Why make a game for the iPhone?  When I asked this question I half-expected Leo to dive into some technical mumbo-jumbo about accelerometers and particle effects leaving me to stare at a wall for a bit.  Admittedly, he did touch on this but there was a much more simple reason behind the decision.  StarKiwi CEO Ryan Thatcher had become hooked by the iPhone game Air Traffic Controller and was astounded that such a simple game could become so addicting...oh and also sell four million units in a year.  So along came the simple thought of ‘You know what?  I reckon I could do better’, kicking off the Space Hawk process.

While Space Hawk was a plan bursting with ambition, Star Kiwi found themselves without a coder – a somewhat essential part of any game development company – thankfully, the Game Developers Meetup solved this issue.  A once a month meeting off Queen Street, the Game Developers Meetup serves not only as a forum for avid local developers to discuss their projects, but also provides an opportunity to network and find work.  The latter part comes along in the form of a section affectionately called ‘Desperately Seeking’, where anyone can put their hand up to say “Hey I’m working on a project I need a programmer/artist/coder”.  Star Kiwi stepped up to the plate and gave a little spiel requesting a coder and came across the answer to their prayers – a.k.a.

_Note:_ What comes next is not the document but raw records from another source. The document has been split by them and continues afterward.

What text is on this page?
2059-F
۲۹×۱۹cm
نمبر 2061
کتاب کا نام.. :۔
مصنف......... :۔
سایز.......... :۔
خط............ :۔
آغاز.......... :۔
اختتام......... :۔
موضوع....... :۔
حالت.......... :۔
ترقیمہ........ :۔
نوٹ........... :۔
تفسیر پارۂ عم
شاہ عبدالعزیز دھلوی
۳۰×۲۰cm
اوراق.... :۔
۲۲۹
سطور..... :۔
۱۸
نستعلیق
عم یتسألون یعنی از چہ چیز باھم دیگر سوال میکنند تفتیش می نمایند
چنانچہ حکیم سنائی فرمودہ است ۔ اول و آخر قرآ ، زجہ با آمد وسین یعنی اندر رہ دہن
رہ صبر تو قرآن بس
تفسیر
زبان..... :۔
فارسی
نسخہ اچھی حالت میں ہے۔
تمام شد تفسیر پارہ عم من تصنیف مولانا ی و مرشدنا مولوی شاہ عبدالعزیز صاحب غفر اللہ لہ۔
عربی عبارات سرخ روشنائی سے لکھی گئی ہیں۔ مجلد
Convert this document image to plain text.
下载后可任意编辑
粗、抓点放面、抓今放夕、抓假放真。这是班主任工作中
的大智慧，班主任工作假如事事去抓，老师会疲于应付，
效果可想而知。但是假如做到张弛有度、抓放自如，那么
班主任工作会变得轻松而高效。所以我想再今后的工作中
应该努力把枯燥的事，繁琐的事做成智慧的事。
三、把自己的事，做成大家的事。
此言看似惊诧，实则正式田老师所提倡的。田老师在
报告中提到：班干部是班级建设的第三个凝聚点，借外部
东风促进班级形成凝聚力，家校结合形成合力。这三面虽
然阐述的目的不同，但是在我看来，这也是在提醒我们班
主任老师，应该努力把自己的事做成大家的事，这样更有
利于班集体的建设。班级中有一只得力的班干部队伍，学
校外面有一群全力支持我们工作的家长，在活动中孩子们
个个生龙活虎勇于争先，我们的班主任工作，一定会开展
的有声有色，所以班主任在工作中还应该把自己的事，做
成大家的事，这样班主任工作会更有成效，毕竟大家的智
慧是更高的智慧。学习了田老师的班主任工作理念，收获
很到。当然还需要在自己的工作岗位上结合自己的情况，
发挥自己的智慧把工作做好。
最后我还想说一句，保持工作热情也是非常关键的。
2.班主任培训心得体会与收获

Matthew Gatlang: “He was able to fix little issues that we had just over night and suddenly we could see this game coming full circle”.  Star Kiwi had a team.

But what about the funds?  The big boss man Thatcher had some, but that alone would not be enough.  So the Star Kiwi crew got on the wire and began approaching potential investors.  What followed was a somewhat tiresome process, says Leo: “First of all they didn’t understand that it was a game, they kept on saying ‘Why are you building another app? Everyone builds apps,’”.  The frustrating issue was that people did not realise that there were people in New Zealand who knew how to make games that could be sold all over the world.  Leo eventually got the message through that people like to have a game with them, whether it’s Solitaire on their computer or Tetris on their phone – making it an almost universal appreciation. 

With a bit of budgeting and some good ol’ fashioned Kiwi hard work Space Hawk was released, and subsequently people began to see that New Zealanders actually making games was a reality.  After Space Hawk’s release interest in the company sky-rocketed: Star Kiwi began to get numerous phone calls from people saying “Hey I have an idea for a game, I have this much money, can you make it for me?”.  So have they taken up these offers?  Leo was pretty mum to discuss this but he did confirm that due to Space Hawke’s success its sequel is currently in the works while at the same time another IP aimed at a broader audience is slated for a February 2011 release.

Whether you want to prove Leo wrong and earn that achievement Nightmare Mode achievement or just want to play Star Kiwi’s much-touted Space Hawk, the good news is that it’s available right now on the iTunes App Store for just $1.29.  For what is essentially loose change you could have this on your iPhone provided it’s 3GS or 4G (sorry 3G iPhone users, the 3D effects will kick your phone to the curb).  Space Hawk is also about to be released for those lucky punters with iPads too, so watch this space!